A blessing tonight. The restaurant where Sam has worked for a few years, the Emerson, is closing soon for a renovation, and he has found another job. We love the place and will miss it, so tonight, we all met there for dinner, Anna, her boys, and I. We know all the waitstaff and they know us, know the boys, who are right at home there. Ben immediately sat on a bar stool colouring and chatting with one of the waiters, while Uncle Sam mixed cocktails.
We had a delicious meal with the best service imaginable. One lovely thing - I'd found out that my friend from the Y, Karim, a young man from Jordan, lives nearby and urged him to drop in sometime, look for the tall tattooed guy, say hello. After many months, he chose by chance to do so tonight, so I was able to introduce him to everyone. A new waiter there, one I'd not met, came up to me and said, "I have to tell you how much I've enjoyed working with your son."
"I'm glad," I said. "He's a good guy." And he is.

And then Ben turned to the nice young couple at the table next to us and said, "I have to go pee now." He often greets strangers on the street - "HI GUYS!" which is such a cheery way to go through life. As we left tonight, he turned at the door and bellowed, "BYE UNCLE SAM!"

It was a freezing, bleak night, but I was warm warm warm as I rode home, noticing, at one point, that I was the only person in the subway car with pale pasty skin. I pity the poor souls who've come from warm climates to make their homes here, at least, on a February day like this. But with the right coat and boots and hat and scarf and mitts, we'll all survive.

Came home to a note from my dear friend Lani, to whom I'd sent the manuscript of the memoir - she was there for a lot of the stories it describes and even appears several times in the book, with her own name.
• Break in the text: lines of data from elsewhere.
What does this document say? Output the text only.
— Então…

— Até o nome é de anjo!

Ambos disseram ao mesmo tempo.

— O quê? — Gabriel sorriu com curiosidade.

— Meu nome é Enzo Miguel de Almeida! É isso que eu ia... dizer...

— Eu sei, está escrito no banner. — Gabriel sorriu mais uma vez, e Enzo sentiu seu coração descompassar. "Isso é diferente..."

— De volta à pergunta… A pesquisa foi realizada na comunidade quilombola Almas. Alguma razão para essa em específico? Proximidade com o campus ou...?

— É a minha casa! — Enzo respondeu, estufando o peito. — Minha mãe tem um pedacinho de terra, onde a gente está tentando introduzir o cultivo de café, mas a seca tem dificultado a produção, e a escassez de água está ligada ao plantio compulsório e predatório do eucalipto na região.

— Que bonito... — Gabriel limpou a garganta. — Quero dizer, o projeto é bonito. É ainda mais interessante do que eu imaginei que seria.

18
She told me she was glad I'd used her real name, not a pseudonym, because she took so many drugs back then, she might not have known which character she was.

She wrote how much she'd enjoyed the book. I was thoroughly engrossed in this woman's journey. There was a lot of humour (so glad you kept in the cheese tray story), a lot of angst, a lot of joy. The character grew and evolved. She was loveable and I cheered for her. 

Now that's good news! Let's hope one day a publisher agrees. I'm working on the Uncle Edgar story - now have 14,000 words. What it'll end up being, a long article or a chapter in a book of essays, I'm not sure. I need to do research, but that means being in my office, which is nearly uninhabitable with junk and dust, almost all my materials in stacked boxes. But I still have lots of resource material I've been able to unearth.

Tomorrow, another treat: The Play That Goes Wrong, which I missed in both London and New York. I could use a good belly laugh right about now. In five minutes - Bill Maher on HBO. His sarcastic comedy keeps me sane.